いや、時間経過、移動速度の違いで会ってしまう事を考えると、けして交わる事のない二重螺旋、DNAの塩基配列の方が表現として正しいかな?
――この一連の現象は、傾いだ他次元の干渉を受けているという仮説を提唱しよう。何らかの方法で、そことのエネルギーの交換が行われている、そう考えれば……」
◆
「レンズからフィルムへ」
「 」
「マスター、特異点が二つに増えました」
「 」
「いいえ、全く別の場所です。観測対象には入っていましたが……」
「 」
「はい。レコード通りかと思われます。ですがメビウスは……」
「 」
「……それを調べる為では?」
「 」
「いえ。了解しました、観測を続けます」
ぱしゃり。屋上から写真を撮る人影。彼女の、暗い瞳がその光景を見下ろしている。
◆
「君の敵は何だ。至」
階段を下りながら、凛子さんは尋ねてくる。
「……蛇です。蛇神と言います」
俺は、起きた現象の原因となった所を、掻い摘んで説明した。
彰と前衛を交代し、階段を上ってくる魑魅魍魎を斬り伏せながら、ゆっくりと階段を下りてゆく。
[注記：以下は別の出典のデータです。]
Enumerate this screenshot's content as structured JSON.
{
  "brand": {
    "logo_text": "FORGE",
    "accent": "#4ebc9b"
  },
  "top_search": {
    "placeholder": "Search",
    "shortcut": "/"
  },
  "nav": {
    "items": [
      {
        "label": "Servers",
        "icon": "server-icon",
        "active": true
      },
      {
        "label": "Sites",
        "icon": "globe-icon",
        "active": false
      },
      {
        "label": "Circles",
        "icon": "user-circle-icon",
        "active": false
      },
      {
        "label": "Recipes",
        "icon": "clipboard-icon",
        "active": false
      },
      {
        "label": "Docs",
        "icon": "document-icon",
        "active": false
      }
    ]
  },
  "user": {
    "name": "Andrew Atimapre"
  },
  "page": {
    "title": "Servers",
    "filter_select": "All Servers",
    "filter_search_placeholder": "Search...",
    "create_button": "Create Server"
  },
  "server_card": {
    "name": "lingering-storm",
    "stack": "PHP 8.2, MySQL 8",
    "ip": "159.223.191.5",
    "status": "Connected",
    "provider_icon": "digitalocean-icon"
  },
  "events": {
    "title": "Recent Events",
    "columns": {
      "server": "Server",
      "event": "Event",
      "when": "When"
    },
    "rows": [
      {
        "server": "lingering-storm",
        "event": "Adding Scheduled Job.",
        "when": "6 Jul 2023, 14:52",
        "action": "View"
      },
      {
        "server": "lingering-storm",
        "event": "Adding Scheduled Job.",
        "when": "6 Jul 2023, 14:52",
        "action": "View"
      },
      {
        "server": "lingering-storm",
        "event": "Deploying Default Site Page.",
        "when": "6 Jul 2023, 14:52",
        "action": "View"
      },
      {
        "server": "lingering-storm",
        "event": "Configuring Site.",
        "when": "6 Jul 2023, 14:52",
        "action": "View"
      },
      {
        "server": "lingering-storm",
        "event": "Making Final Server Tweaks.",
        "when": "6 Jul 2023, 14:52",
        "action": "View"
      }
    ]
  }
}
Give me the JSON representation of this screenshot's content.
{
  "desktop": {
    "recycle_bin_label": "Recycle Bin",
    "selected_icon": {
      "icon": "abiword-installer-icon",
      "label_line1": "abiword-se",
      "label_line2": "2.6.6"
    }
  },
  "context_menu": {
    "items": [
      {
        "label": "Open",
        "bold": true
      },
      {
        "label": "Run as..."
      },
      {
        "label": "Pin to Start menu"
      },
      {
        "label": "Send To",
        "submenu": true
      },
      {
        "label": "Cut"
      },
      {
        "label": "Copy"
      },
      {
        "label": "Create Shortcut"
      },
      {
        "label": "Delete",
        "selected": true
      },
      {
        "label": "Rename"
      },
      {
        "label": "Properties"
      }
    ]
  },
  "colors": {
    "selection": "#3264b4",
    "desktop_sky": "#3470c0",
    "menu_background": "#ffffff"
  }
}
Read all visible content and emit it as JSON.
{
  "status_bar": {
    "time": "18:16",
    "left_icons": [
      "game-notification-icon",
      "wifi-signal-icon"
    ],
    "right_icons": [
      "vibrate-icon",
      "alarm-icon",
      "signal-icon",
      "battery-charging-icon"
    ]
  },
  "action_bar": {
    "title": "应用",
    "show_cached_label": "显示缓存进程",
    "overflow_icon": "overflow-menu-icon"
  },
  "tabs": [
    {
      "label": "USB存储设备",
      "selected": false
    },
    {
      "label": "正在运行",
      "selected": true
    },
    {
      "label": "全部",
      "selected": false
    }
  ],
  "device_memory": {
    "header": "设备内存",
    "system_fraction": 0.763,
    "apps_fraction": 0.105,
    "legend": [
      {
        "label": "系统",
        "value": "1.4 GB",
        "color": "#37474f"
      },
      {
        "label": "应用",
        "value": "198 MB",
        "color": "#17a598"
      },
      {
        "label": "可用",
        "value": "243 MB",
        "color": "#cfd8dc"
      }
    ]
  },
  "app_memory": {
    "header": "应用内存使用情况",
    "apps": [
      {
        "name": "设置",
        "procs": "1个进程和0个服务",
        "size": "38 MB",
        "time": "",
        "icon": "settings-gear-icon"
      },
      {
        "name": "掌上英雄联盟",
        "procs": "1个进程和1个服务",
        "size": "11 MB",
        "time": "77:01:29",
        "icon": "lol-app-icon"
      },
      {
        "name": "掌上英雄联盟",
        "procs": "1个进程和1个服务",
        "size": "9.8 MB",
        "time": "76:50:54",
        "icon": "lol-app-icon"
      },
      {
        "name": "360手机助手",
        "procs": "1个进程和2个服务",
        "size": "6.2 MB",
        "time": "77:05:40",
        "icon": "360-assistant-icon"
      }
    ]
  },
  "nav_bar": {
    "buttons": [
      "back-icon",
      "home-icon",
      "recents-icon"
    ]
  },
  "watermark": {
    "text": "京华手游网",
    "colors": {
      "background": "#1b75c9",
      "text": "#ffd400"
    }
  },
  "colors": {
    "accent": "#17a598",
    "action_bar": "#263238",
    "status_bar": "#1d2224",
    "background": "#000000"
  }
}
「蛇。蛇か。その超ひも理論にも、蛇が関わっているかも知れんな」
「……え?」
俺は思わず後ろを向く。すぐ近くに敵が居なかったのが幸いした。
「そのひもは、宇宙開闢のエネルギーを全て担った目には見えぬ十のマイナス三十乗センチという素粒子よりも細いひも。だがその質量は一億トンの一億倍。そんな化け物が、近付いたもの全てを切り裂きながら、光の速さで超振動しつつ宇宙を漂っている。そういう説がある」
「宇宙の、蛇……?」
俺は呟く。
「先日その存在が証明されたヒッグス粒子の海から、真空の相転移時に生まれた銀河の母。そういう理論だ。もっともこれは物理概念だ。意志も無ければ生命でもない」
……神話の次は宇宙と多次元か。まさかそんな話から『蛇』が出てくるとは思わなかった……が、何だか気になった。
もし宇宙に意志があるのだとしたら……その意志は何処に向くというのだろう?
リィン――
くれないが、頭の中で鈴を鳴らす。
階段を降り切り、俺達は玄関へと向かう廊下に出た。
そこで――彰の身体が、大きくぐらついた。
「彰!」
俺は走り寄り、その肩を押さえる。
「あ……、悪い、至。ちょっと……」
そう言いながら、彼はその場へと崩れ落ちる。